De bouwheer heeft geen rechtstreekse vordering overeenkomstig art. 150 al. 1 Wet verzekeringen tegen de verzekeraar van zijn onderaannemer (Cass. 15 februari 2019)

De bouwheer heeft geen rechtstreekse vordering overeenkomstig art. 150 al. 1 Wet verzekeringen tegen de verzekeraar van zijn onderaannemer (Cass. 15 februari 2019)

De wet van 4 april 2014 betreffende de verzekeringen (B.S. 30.04.2014) verleent, overeenkomstig art. 150 al. 1, aan de benadeelde een eigen recht tegen de verzekeraar.

De door de verzekeraar verschuldigde schadevergoeding komt toe aan de benadeelde, met uitsluiting van de overige schuldeisers van de verzekerde.

Deze rechtstreekse vordering laat dus aan de benadeelde toe om rechtstreeks een verhaal uit te oefenen tegen de verzekeraar van de aansprakelijke (zonder hem zijn vorderingsrecht tegen de aansprakelijke zelf te ontnemen) en de verzekeringsuitkering te laten ontsnappen aan de samenloop met de andere schuldeisers.

Teneinde de verzekeraar te beschermen wordt een derde alinea aan art. 150 Wet verzekeringen toegevoegd dat bepaalt dat, indien er meer dan één benadeelde is en het totaal bedrag van de verschuldigde schadeloosstellingen de verzekerde som overschrijden, de rechten van de benadeelden tegen de verzekeraar naar evenredigheid worden verminderd ten belope van deze som.

Indien de onderaannemer volledig zelf verantwoordelijk zou zijn voor de schade dan heeft, op basis van de leer van de quasi immuniteit van de onderaannemer, de bouwheer geen rechtstreekse vordering tegen de onderaannemer.

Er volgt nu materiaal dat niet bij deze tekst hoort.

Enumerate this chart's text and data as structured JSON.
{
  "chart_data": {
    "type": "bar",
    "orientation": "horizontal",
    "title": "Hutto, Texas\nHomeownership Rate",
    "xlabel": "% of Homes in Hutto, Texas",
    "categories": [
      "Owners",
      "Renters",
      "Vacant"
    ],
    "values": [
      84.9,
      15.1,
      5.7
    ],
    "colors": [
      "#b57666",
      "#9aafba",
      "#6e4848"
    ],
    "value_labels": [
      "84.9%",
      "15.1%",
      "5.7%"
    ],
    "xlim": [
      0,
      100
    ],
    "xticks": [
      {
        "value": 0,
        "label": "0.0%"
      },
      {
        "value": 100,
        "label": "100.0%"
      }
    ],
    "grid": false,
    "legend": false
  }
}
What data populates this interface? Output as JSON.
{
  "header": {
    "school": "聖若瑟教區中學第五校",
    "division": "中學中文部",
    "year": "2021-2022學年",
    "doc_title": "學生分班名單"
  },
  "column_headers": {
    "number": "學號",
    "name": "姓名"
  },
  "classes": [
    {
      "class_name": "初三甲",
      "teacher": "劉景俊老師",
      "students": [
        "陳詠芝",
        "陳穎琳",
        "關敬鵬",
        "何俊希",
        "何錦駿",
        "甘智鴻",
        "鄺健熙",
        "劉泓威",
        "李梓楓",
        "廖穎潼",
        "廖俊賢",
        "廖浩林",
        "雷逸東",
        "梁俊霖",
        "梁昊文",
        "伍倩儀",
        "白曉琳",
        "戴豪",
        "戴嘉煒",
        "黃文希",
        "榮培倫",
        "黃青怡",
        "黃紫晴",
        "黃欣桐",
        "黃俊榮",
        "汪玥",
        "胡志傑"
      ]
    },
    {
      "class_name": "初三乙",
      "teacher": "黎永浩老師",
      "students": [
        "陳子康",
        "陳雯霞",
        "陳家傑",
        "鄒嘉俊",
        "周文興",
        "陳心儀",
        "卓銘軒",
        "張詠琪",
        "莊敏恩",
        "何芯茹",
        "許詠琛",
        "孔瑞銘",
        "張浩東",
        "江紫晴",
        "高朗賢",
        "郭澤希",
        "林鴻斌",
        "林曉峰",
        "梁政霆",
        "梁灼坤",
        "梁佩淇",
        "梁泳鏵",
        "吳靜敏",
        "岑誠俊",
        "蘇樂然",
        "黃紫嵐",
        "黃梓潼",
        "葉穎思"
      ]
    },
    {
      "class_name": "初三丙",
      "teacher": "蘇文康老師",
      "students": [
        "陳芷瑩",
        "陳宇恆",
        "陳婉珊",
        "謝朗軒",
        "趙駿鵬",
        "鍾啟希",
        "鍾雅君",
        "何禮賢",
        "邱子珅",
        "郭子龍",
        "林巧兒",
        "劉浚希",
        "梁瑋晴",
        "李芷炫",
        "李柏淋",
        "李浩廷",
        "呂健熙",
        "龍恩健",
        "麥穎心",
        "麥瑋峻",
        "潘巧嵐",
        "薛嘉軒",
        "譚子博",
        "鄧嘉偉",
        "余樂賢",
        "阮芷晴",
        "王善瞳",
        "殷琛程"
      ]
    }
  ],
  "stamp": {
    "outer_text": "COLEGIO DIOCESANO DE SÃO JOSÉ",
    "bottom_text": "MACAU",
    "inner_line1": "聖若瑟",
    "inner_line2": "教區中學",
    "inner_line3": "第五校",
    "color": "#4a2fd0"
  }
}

Hij kan zich enkel verhalen ten overstaan van zijn eigen medecontractant, te weten de hoofdaannemer.

Het art. 150 al. 1 Verzekeringswet verleent een rechtstreekse vordering van de bouwheer ten overstaan van de verzekeraar van zijn hoofdaannemer doch, uit het thans voorliggende cassatiearrest van 15 februari 2019, wordt uitdrukkelijk bevestigd dat het art. 150 al. 1 de rechtstreekse vordering van de bouwheer ten overstaan van de verzekeraar van de onderaannemer uitsluit, zelfs indien de rechtbank zou oordelen dat de schade uitsluitend en alleen te wijten is aan deze onderaannemer.

De tekst van het desbetreffende arrest vindt U hierbij.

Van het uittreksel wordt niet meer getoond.